Oprah has since apologized, but the problem isn’t with her. The problem with the media who is so desperate for intolerance to be true they don’t question whether or not it actually is – which is kind of, sort of,  the entire job of being a journalist.  No journalists here did the math and realized that many wealthy black women in Switzerland purchased purses. Nor did they question why a store wouldn’t take a woman seriously who arrived with her own bodyguard.

But what the media forgot most of all, is that women who buy $35,000 purses are narcissistic bitches. You don’t spend more than the mean annual salary of a US worker on a handbag unless you’re disconnected from society. We don’t live in an extremely racist world, we live in a color blind one where we can hate people of all ethnicity who frivolously waste fortunes on garish luxury goods. I’m a white male, and if a clerk told me a $35,000 handbag was too expensive for me, I wouldn’t feel discriminated against, I’d be mad at the clerk for not trying to physically slap the sense back into me.

But we can’t blame Oprah. She is probably a pretty good person for someone who is a billionaire mogul, swayed an election according to TIME, and perhaps one of the ten most famous people on the planet. But that still more than likely makes her a sheltered asshole. She’s had unchecked power and wealth for decades, and she’s gotten better than royal treatment since the 80’s.  So before we cry racism, perhaps we should realize that Oprah’s standards for customer service are likely a bit higher than the average person – whether they’re black or white.

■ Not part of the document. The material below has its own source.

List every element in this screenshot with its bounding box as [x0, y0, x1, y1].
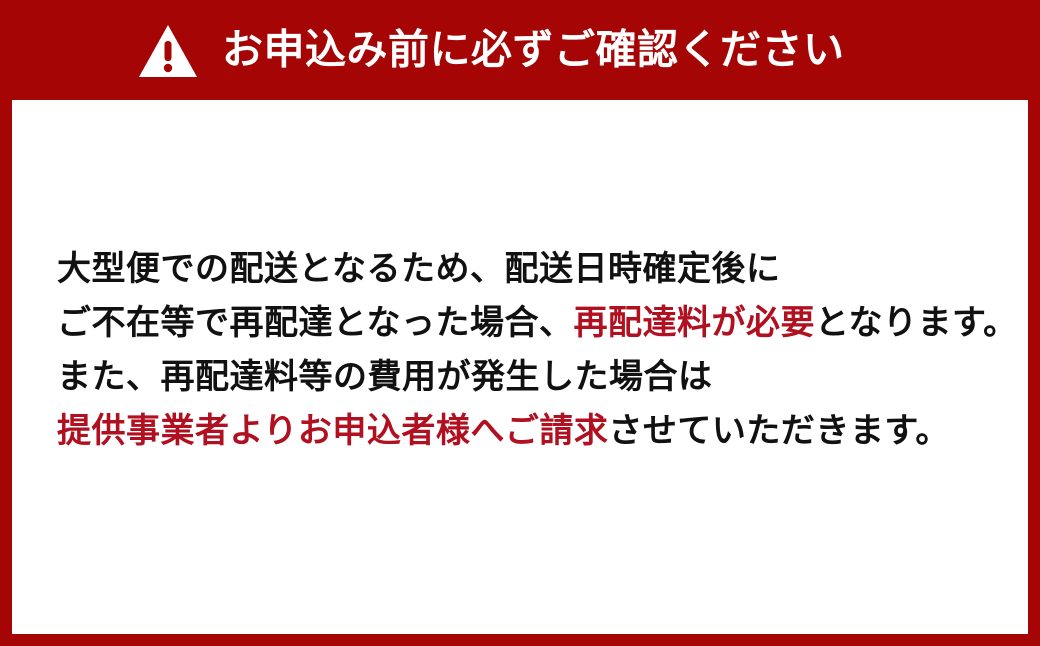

“I don’t know why she is making these accusations. She is so powerful and I am just a shop girl,” added the shop attendant, who has worked at the posh Trois Pommes shop for five years.

I don’t blame Oprah. She is promoting a film about racism and how being black can hold you back. The themes of the movie are undoubtedly true. However, they don’t ring true to her – since she’s had nothing but unbridled success.  Because of that success, any delusional thing she says is likely affirmed by her legions of yes (wo)men. It’s not her fault that she’s been removed from reality. For instance, she originally claimed that she had went to the shop alone, but it turns out she was with a body guard. But you have to realize, to Oprah that is alone. Having only one person in her entourage is akin to you or me having negative four people in our entourage. The version of the story in Oprah’s head probably goes something like, “I was just minding my own business, my butler pre-chewing my gum for me while my servant manually blinked my eyes, you know, like a normal person, when this woman rudely….” 

The point being that Oprah’s reality is not our reality, and that isn’t her fault. But the press should never become one of her yes men. They have a duty to figure out what really happened. They can’t just side with the person buying a $35,000 purse because it makes for a better story.